Nearly fifty years ago the US Supreme Court ruled in Brady v Maryland that prosecutors were required to turn over to the defense any evidence favourable to the accused and material to his guilt or punishment. The so-called Brady requirements. The Court has now undermined those requirements in Connick v Thompson by finding that a District Attorney’s office was not liable for failing to train its lawyers about this duty. In other words, inexperienced lawyers recruited into the DA’s office straight from law school were able to suppress evidence that would have proved the innocence of an accused man and the DA, who himself didn’t understand what Brady required, and others on his staff who didn’t know or didn’t care about it either, have been exonerated by the Supreme Court.
It means that an important protection against injustice has been removed because while the law stipulates the Brady requirements, it doesn’t seem to matter if lawyers don’t know about them or their scope and nobody makes any effort to train them about what they need to know.
It’s not a purely academic matter as the astonishing details of the case reveal.

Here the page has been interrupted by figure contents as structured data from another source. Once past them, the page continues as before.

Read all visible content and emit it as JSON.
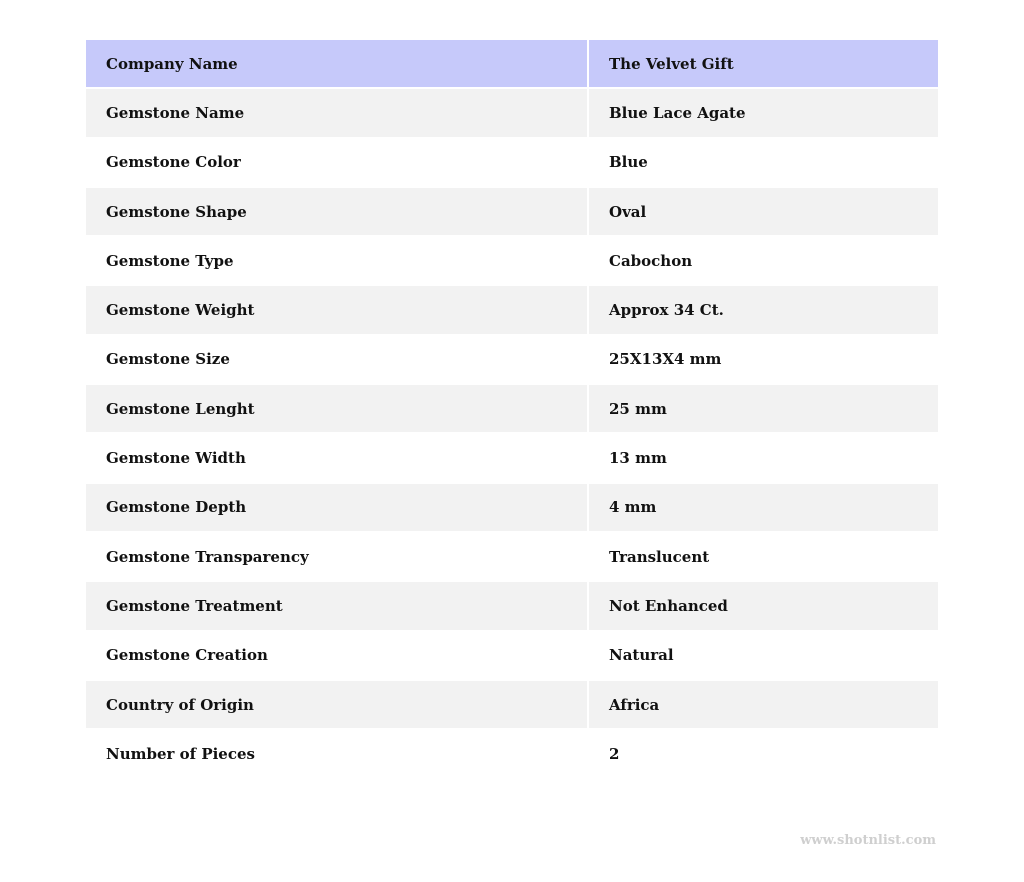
{
  "header": {
    "label": "Company Name",
    "value": "The Velvet Gift"
  },
  "rows": [
    {
      "label": "Gemstone Name",
      "value": "Blue Lace Agate"
    },
    {
      "label": "Gemstone Color",
      "value": "Blue"
    },
    {
      "label": "Gemstone Shape",
      "value": "Oval"
    },
    {
      "label": "Gemstone Type",
      "value": "Cabochon"
    },
    {
      "label": "Gemstone Weight",
      "value": "Approx 34 Ct."
    },
    {
      "label": "Gemstone Size",
      "value": "25X13X4 mm"
    },
    {
      "label": "Gemstone Lenght",
      "value": "25 mm"
    },
    {
      "label": "Gemstone Width",
      "value": "13 mm"
    },
    {
      "label": "Gemstone Depth",
      "value": "4 mm"
    },
    {
      "label": "Gemstone Transparency",
      "value": "Translucent"
    },
    {
      "label": "Gemstone Treatment",
      "value": "Not Enhanced"
    },
    {
      "label": "Gemstone Creation",
      "value": "Natural"
    },
    {
      "label": "Country of Origin",
      "value": "Africa"
    },
    {
      "label": "Number of Pieces",
      "value": "2"
    }
  ],
  "watermark": "www.shotnlist.com",
  "colors": {
    "header_bg": "#c6c9fa",
    "alt_row_bg": "#f2f2f2",
    "watermark": "#cfcfcf"
  }
}
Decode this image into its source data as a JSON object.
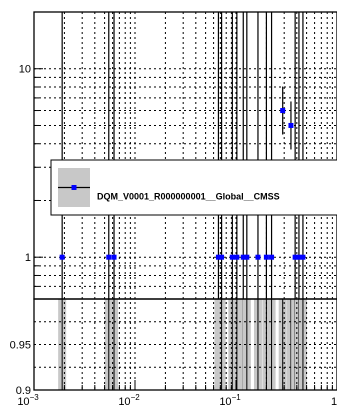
{
  "chart_data": [
    {
      "type": "scatter",
      "title": "",
      "xlabel": "",
      "ylabel": "",
      "x_scale": "log",
      "y_scale": "log",
      "xlim": [
        0.001,
        1
      ],
      "ylim": [
        0.6,
        20
      ],
      "grid": true,
      "legend_position": "middle-right",
      "color": "#0000ff",
      "x_tick_labels": [
        {
          "base": "10",
          "exp": "−3",
          "value": 0.001
        },
        {
          "base": "10",
          "exp": "−2",
          "value": 0.01
        },
        {
          "base": "10",
          "exp": "−1",
          "value": 0.1
        },
        {
          "base": "1",
          "exp": "",
          "value": 1
        }
      ],
      "y_tick_labels": [
        {
          "text": "1",
          "value": 1
        },
        {
          "text": "10",
          "value": 10
        }
      ],
      "series": [
        {
          "name": "DQM_V0001_R000000001__Global__CMSS",
          "points": [
            {
              "x": 0.0019,
              "y": 1
            },
            {
              "x": 0.0055,
              "y": 1
            },
            {
              "x": 0.0062,
              "y": 1
            },
            {
              "x": 0.067,
              "y": 1
            },
            {
              "x": 0.072,
              "y": 1
            },
            {
              "x": 0.092,
              "y": 1
            },
            {
              "x": 0.102,
              "y": 1
            },
            {
              "x": 0.118,
              "y": 1
            },
            {
              "x": 0.128,
              "y": 1
            },
            {
              "x": 0.165,
              "y": 1
            },
            {
              "x": 0.2,
              "y": 1
            },
            {
              "x": 0.225,
              "y": 1
            },
            {
              "x": 0.29,
              "y": 6
            },
            {
              "x": 0.35,
              "y": 5
            },
            {
              "x": 0.385,
              "y": 1
            },
            {
              "x": 0.42,
              "y": 1
            },
            {
              "x": 0.46,
              "y": 1
            }
          ]
        }
      ]
    },
    {
      "type": "scatter",
      "title": "",
      "xlabel": "",
      "ylabel": "",
      "x_scale": "log",
      "xlim": [
        0.001,
        1
      ],
      "ylim": [
        0.9,
        1.0
      ],
      "grid": true,
      "y_tick_labels": [
        {
          "text": "0.95",
          "value": 0.95
        },
        {
          "text": "0.9",
          "value": 0.9
        }
      ],
      "band_color": "#c8c8c8",
      "bands_x": [
        0.0019,
        0.0055,
        0.0062,
        0.067,
        0.072,
        0.092,
        0.102,
        0.118,
        0.128,
        0.165,
        0.2,
        0.225,
        0.29,
        0.35,
        0.385,
        0.42,
        0.46
      ]
    }
  ]
}
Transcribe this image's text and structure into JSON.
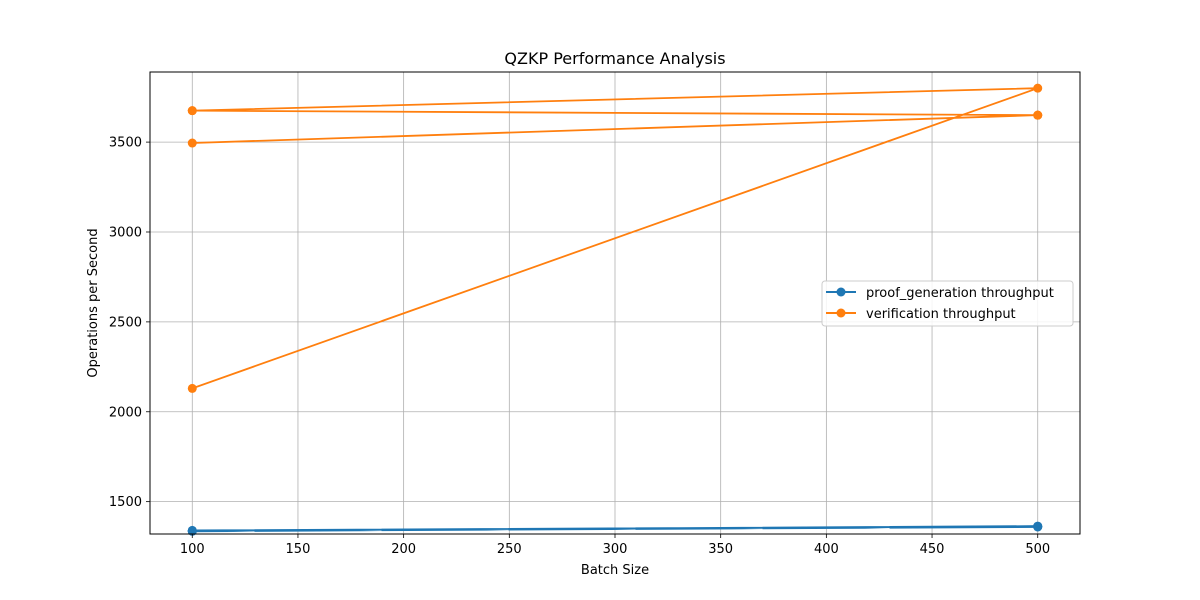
{
  "chart_data": {
    "type": "line",
    "title": "QZKP Performance Analysis",
    "xlabel": "Batch Size",
    "ylabel": "Operations per Second",
    "xlim": [
      80,
      520
    ],
    "ylim": [
      1320,
      3890
    ],
    "xticks": [
      100,
      150,
      200,
      250,
      300,
      350,
      400,
      450,
      500
    ],
    "yticks": [
      1500,
      2000,
      2500,
      3000,
      3500
    ],
    "grid": true,
    "legend_position": "center-right",
    "series": [
      {
        "name": "proof_generation throughput",
        "color": "#1f77b4",
        "x": [
          100,
          500,
          100,
          500,
          100,
          500,
          100,
          500,
          100,
          500
        ],
        "y": [
          1340,
          1362,
          1336,
          1359,
          1338,
          1361,
          1335,
          1364,
          1337,
          1360
        ]
      },
      {
        "name": "verification throughput",
        "color": "#ff7f0e",
        "x": [
          100,
          500,
          100,
          500,
          100,
          500,
          100,
          500
        ],
        "y": [
          2130,
          3800,
          3675,
          3650,
          3495,
          3650,
          3675,
          3650
        ]
      }
    ]
  }
}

Thompson was arrested for a murder he did not commit, despite bearing no resemblance to the eyewitness description of the killer. When his photo appeared in the newspapers after the arrest, the father of three siblings who had been the victims of an armed robbery showed the photo to his children who identified him as their attacker. They then went to the police station where the children picked out an identical photo of Thompson in a “photographic lineup”.
In the scuffle that took place during the robbery, some blood from the attacker stained the trouser leg of one of the victims. This stain was found to be blood type “B”. Thompson was type “O”.
The date for Thompson’s murder trial had already been set, but the DA’s office switched the order because they had a plan. He was to be tried for the robbery first with the deliberate intention that his conviction would prevent him from taking the stand in his own defence at the murder trial. Furthermore, a lengthy prison sentence for a robbery conviction would be used as grounds to demand the death penalty for the murder. This strategy worked. And as Justice Ginsburg wrote in dissenting:
During jury deliberations in the armed robbery case, Williams, the only Orleans Parish trial attorney common to the two prosecutions, told Thompson of his objective in no uncertain terms: āIām going to fry you. You will die in the electric chair.ā
Thompson spent 18 years in prison, 14 of them in an isolation cell on death row, and came within a month of his execution before a private detective found the first piece of missing evidence, the results of the blood test. Not only had the DA’s attorneys failed to notify the defense of the blood test, but they removed the sample and later destroyed it. That would have cleared him of the robbery charge.
In the murder trial that followed, they withheld the eyewitness statement which described a different man as well as tape recordings of another witness negotiating with the family of the murder victim who had offered a reward, and evidence that the other key prosecution witness (who was most likely the real killer) had given contradictory statements to the police. Thompson was never able to challenge any of that because he didn’t know about it despite the Brady rules requiring that his defense attorney must be told. He was stitched up.
He was sentenced to 49.5 years without parole for the robbery, and as a result the DA was able to urge that with a near-life sentence already, the only way to punish him for the murder was with the death penalty. The DA and his trial attorneys had every reason to believe that Thompson was innocent on both counts.
Despite a catalogue of Brady violations over a twenty year period, the Supreme Court has ruled that this was a one-off, not a routine practise. The vote was 5-4 that the DA was not liable for failing to train his lawyers.
The DA’s ignorance of the law apparently excuses his attorneys’ ignorance of the law. The Supreme Court says so.